WHILE levels of debt continue to rise in line with the cost of living, Fife Council is considering reducing its debt advice organisations.

Advice and help is currently available to people in the region through Citizens Advice and Rights Fife (CARF) a voluntary organisation partly funded by the authority, as well as a money advice team from the Council.

It was reported in November that the number of people seeking advice from the Council’s Money Advice Unit had soared by 50 per cent in two years.

But councillors heard last week that a new way of delivering Fife’s money advice services is needed, which will help reduce costs and provide a better service to the public.

Michael Enston, executive director with Fife Council, explained: “At the moment a mixture of temporary, permanent and grant funding is keeping two services running but we know this funding will be reduced in coming years. And, while both services provide high quality advice and support, the review has highlighted some duplication between the organisations.

Options

“Councillors have decided we must design a new way of working to ensure the future of the service and we’ll work with the money advice teams to explore the various options available. We want to find the best solution, with the minimum disruption for customers and employees.”

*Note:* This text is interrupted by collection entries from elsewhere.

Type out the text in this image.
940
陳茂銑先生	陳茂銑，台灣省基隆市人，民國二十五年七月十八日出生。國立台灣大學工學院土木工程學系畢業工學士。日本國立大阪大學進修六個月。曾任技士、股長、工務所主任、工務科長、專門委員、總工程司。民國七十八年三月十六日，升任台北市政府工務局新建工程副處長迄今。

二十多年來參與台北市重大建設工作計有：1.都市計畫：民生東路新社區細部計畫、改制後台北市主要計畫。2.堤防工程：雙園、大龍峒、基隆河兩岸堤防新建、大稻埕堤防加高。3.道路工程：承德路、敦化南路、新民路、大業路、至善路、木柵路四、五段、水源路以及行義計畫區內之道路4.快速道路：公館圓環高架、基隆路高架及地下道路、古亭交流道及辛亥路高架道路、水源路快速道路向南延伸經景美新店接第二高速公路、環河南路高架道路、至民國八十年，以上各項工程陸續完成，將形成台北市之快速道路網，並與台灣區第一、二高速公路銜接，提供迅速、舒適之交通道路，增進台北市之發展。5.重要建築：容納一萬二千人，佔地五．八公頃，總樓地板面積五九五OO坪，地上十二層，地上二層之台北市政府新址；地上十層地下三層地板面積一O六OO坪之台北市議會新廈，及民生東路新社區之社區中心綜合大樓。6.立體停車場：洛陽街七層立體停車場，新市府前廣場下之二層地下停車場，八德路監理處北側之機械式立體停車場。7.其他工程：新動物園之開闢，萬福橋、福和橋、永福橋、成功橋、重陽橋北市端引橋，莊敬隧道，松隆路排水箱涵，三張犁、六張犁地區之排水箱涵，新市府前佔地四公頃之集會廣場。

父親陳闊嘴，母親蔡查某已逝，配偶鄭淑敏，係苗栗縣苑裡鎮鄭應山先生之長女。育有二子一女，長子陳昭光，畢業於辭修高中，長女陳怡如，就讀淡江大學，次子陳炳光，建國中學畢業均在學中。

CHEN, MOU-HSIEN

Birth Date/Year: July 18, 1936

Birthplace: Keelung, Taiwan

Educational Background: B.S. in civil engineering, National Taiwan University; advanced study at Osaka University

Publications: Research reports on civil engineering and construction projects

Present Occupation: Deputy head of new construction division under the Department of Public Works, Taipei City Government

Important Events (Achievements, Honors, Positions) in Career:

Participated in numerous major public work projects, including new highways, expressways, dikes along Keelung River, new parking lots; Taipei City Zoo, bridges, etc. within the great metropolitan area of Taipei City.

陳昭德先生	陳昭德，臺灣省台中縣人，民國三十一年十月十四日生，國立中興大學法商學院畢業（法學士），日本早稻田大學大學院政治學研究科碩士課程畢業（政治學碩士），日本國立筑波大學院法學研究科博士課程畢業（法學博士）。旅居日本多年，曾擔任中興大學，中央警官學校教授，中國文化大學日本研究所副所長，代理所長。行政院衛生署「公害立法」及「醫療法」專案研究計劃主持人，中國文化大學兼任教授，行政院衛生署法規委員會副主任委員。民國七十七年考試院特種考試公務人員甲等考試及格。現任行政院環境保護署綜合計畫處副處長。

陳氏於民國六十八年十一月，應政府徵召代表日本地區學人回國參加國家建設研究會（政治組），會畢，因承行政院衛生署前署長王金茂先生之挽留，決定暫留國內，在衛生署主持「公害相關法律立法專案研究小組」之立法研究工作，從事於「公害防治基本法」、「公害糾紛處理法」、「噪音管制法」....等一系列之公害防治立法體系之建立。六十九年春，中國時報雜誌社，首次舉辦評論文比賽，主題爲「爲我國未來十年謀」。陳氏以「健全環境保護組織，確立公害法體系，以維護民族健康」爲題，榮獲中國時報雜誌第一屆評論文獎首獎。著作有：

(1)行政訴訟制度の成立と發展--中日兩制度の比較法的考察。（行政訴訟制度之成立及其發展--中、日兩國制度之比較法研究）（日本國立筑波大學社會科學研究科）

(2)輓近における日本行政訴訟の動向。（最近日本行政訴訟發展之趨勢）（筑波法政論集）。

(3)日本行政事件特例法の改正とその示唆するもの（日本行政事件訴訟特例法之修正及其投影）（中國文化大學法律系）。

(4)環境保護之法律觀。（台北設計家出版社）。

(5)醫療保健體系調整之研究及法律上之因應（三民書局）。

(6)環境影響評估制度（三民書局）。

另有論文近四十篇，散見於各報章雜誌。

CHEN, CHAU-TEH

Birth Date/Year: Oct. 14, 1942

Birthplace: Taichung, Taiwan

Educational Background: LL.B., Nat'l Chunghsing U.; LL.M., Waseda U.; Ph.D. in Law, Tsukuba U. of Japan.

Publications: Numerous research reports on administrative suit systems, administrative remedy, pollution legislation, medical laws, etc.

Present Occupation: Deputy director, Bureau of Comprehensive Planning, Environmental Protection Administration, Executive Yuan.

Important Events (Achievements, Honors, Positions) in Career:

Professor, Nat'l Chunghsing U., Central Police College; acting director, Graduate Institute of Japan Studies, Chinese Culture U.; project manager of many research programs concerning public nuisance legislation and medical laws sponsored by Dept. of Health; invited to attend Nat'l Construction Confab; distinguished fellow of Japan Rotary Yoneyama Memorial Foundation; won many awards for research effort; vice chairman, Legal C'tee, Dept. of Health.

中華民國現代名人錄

Councillor Peter Grant, chairman of the policy, finance and asset management committee, said: “These services receive funding from several different sources and in the current economic climate we need to recognise some of this funding may not be available.

“This means we have to find ways to reduce overheads and increase efficiency while making best use of the expertise and experience of the money advice staff in Fife Council and CARF.

“This is a service that’s important for Fifers, especially in such tough economic times, and I’m confident we can find a way to make it better for the future.”